- The Washington Times - Monday, February 2, 2009

Verizon Wireless has started selling a book-sized device that boosts cell-phone signals within a home for $250, making it easier for people to drop a home-phone line and rely solely on wireless.

The Verizon Wireless Network Extender needs to be connected to a broadband Internet line. Then it acts a miniature cellular tower, listening for signals from a subscriber’s cell phone. It covers up to 5,000 square feet.

Such devices are known as “femtocells.” Verizon Wireless, the country’s largest carrier, is following in the footsteps of Sprint Nextel Corp., which started selling a femtocell under the Airave brand nationwide last year.

The Airave costs $100, but Sprint charges an extra $5 per month for use. Verizon Wireless is not charging a monthly fee.

AT&T Inc. is testing femtocells in employees’ homes and plans to conduct customer trials in at least one market in the second quarter, spokesman Mark Siegel said.

The Verizon Wireless and Sprint femtocells are made by Samsung Electronics Co. Ltd. and relay voice and low-speed data connections. The AT&T unit will also relay fast 3G data connections.

T-Mobile USA Inc. has chosen a different technological route to expand indoor coverage.
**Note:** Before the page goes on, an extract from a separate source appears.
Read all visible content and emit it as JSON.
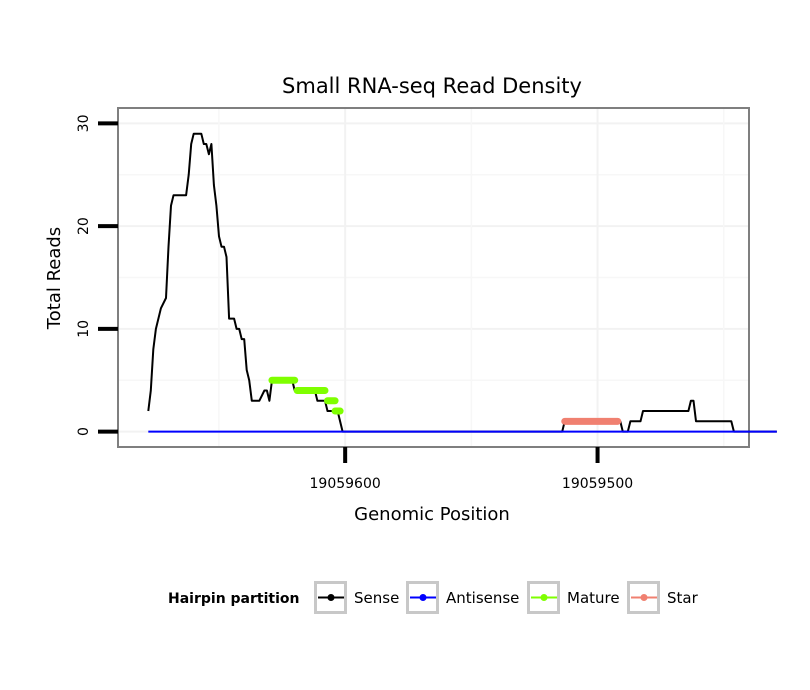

It sells Wi-Fi routers and phones that can place calls over Wi-Fi in addition to regular wireless calls.

Verizon Wireless is a joint venture of Verizon Communications Inc. of New York and Vodafone Group PLC of Britain.

Off-line? Google’s Gmail will still be available Now there’s one less excuse for not dealing with your e-mail.
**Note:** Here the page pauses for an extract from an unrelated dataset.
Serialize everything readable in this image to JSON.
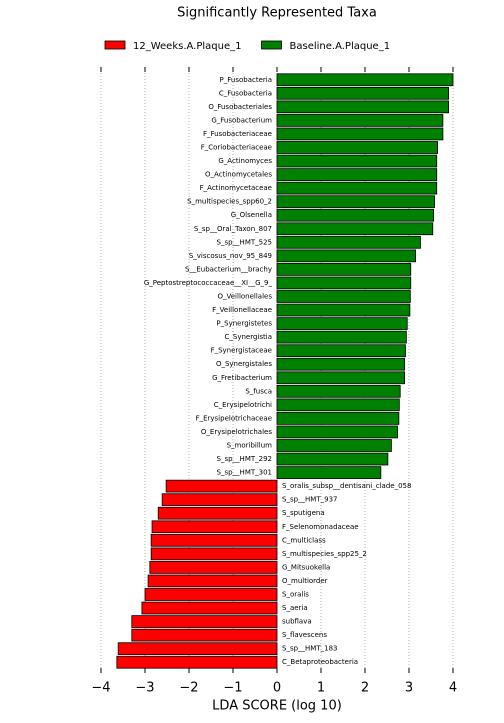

Google Inc. is giving people a way to manage their e-mail even when they’re off-line, marking the Internet-search leader’s latest move to unshackle its services from the Web.
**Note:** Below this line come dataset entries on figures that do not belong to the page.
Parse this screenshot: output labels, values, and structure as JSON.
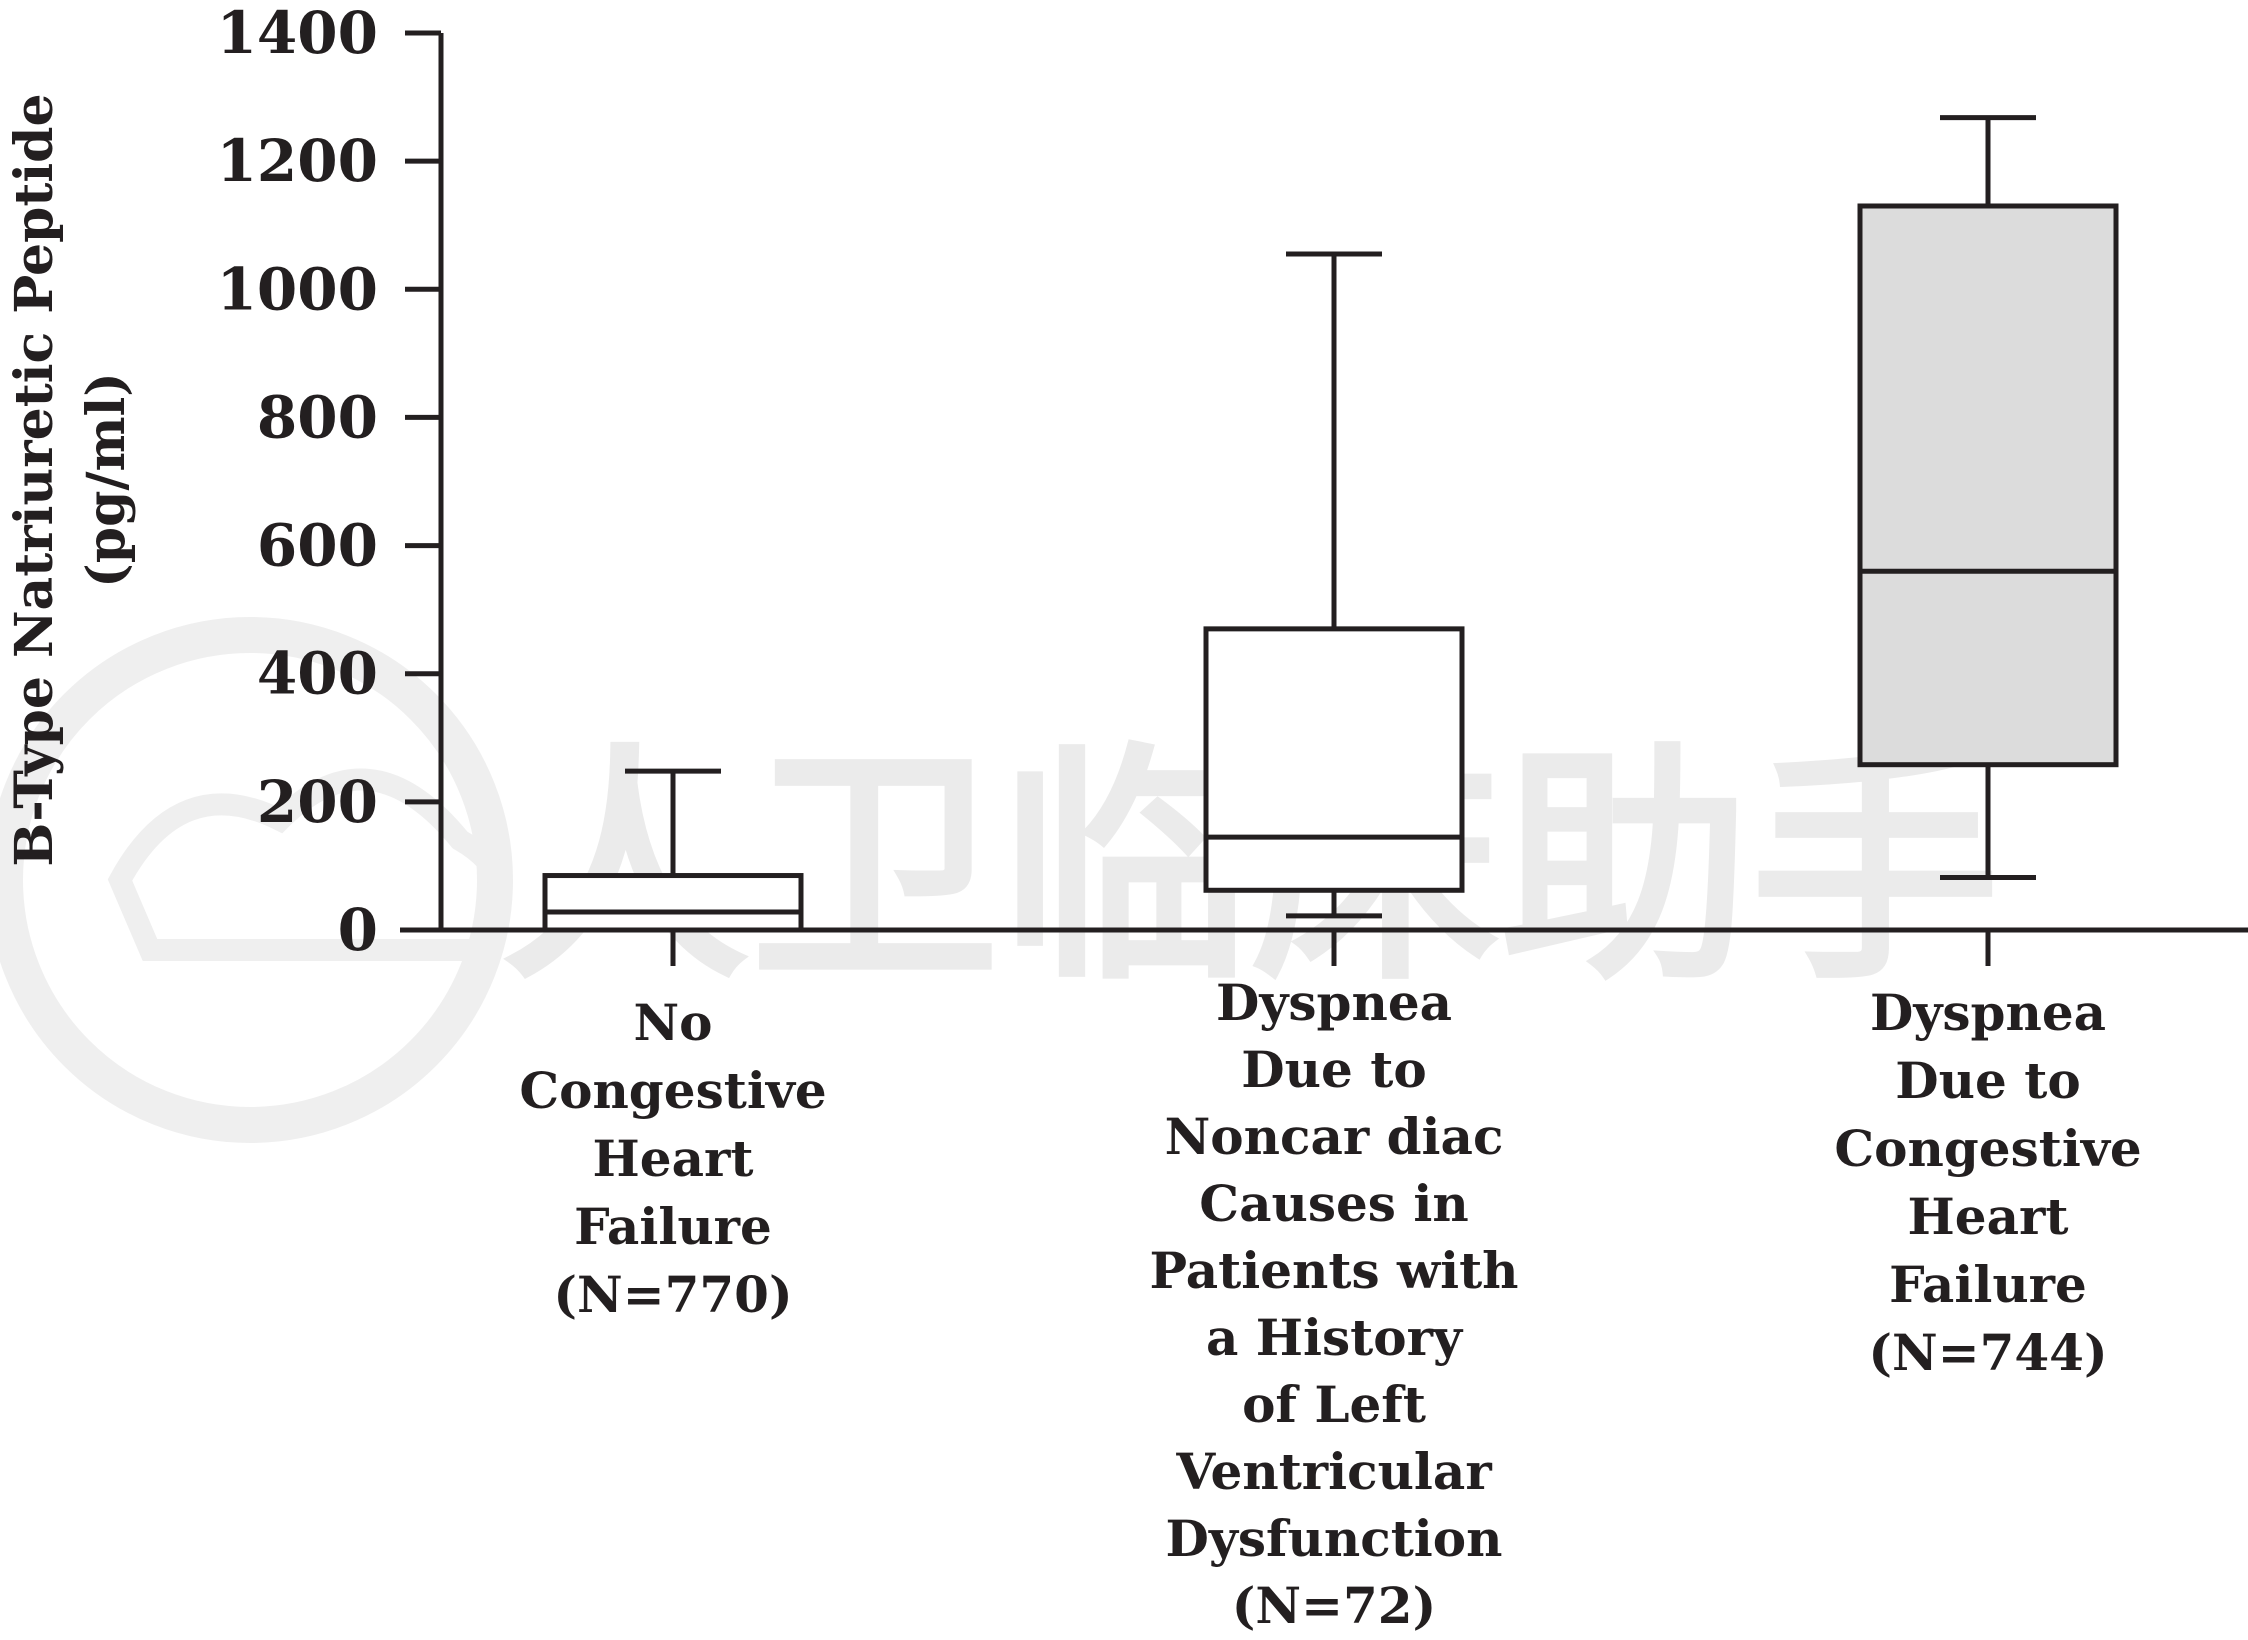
{
  "watermark": "人卫临床助手",
  "chart_data": {
    "type": "box",
    "ylabel_lines": [
      "B-Type Natriuretic Peptide",
      "(pg/ml)"
    ],
    "ylim": [
      0,
      1400
    ],
    "yticks": [
      0,
      200,
      400,
      600,
      800,
      1000,
      1200,
      1400
    ],
    "grid": false,
    "legend": "none",
    "boxes": [
      {
        "label_lines": [
          "No",
          "Congestive",
          "Heart",
          "Failure",
          "(N=770)"
        ],
        "whisker_low": 0,
        "q1": 0,
        "median": 28,
        "q3": 85,
        "whisker_high": 248,
        "fill": "#ffffff"
      },
      {
        "label_lines": [
          "Dyspnea",
          "Due to",
          "Noncar diac",
          "Causes in",
          "Patients with",
          "a History",
          "of Left",
          "Ventricular",
          "Dysfunction",
          "(N=72)"
        ],
        "whisker_low": 22,
        "q1": 62,
        "median": 145,
        "q3": 470,
        "whisker_high": 1055,
        "fill": "#ffffff"
      },
      {
        "label_lines": [
          "Dyspnea",
          "Due to",
          "Congestive",
          "Heart",
          "Failure",
          "(N=744)"
        ],
        "whisker_low": 82,
        "q1": 258,
        "median": 560,
        "q3": 1130,
        "whisker_high": 1268,
        "fill": "#dcdcdc"
      }
    ],
    "colors": {
      "ink": "#231f20",
      "watermark": "#ebebeb"
    }
  }
}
The off-line feature introduced this week is aimed primarily at workers who rely on Google’s Gmail service as part of their jobs. However, anyone with a standard account can choose the option. (This can be accomplished by clicking on “settings” and then entering Google’s “labs” section.)

After the e-mail box synchronizes with a computer’s hard drive, virtually all of Gmail’s usual tools become functional off-line - except for the ability to send and receive messages. Those chores are handled the next time a computer connects to the Internet.

Google is trying to lessen its dependence on Internet advertising by selling an online package of commonly used business programs that include a souped-up version of Gmail. The off-line feature makes the e-mail program more competitive with rival Microsoft Corp.’s Exchange and Outlook programs, which are widely used by corporations.

Google previously added an off-line feature to its word-processing and spreadsheet programs, as well as its Picasa service for digital photography. The Mountain View, Calif.-based company plans to take its calendar application off-line later this year.

By adding off-line capability to Gmail, Google also catches up with rival Yahoo Inc., whose larger - and also free - e-mail service has been able to work without Internet access since last July.

To take Yahoo mail off-line, users first have to download the company’s Zimbra software to their computers. The Zimbra program also can be used to work off-line on competing services, including Gmail.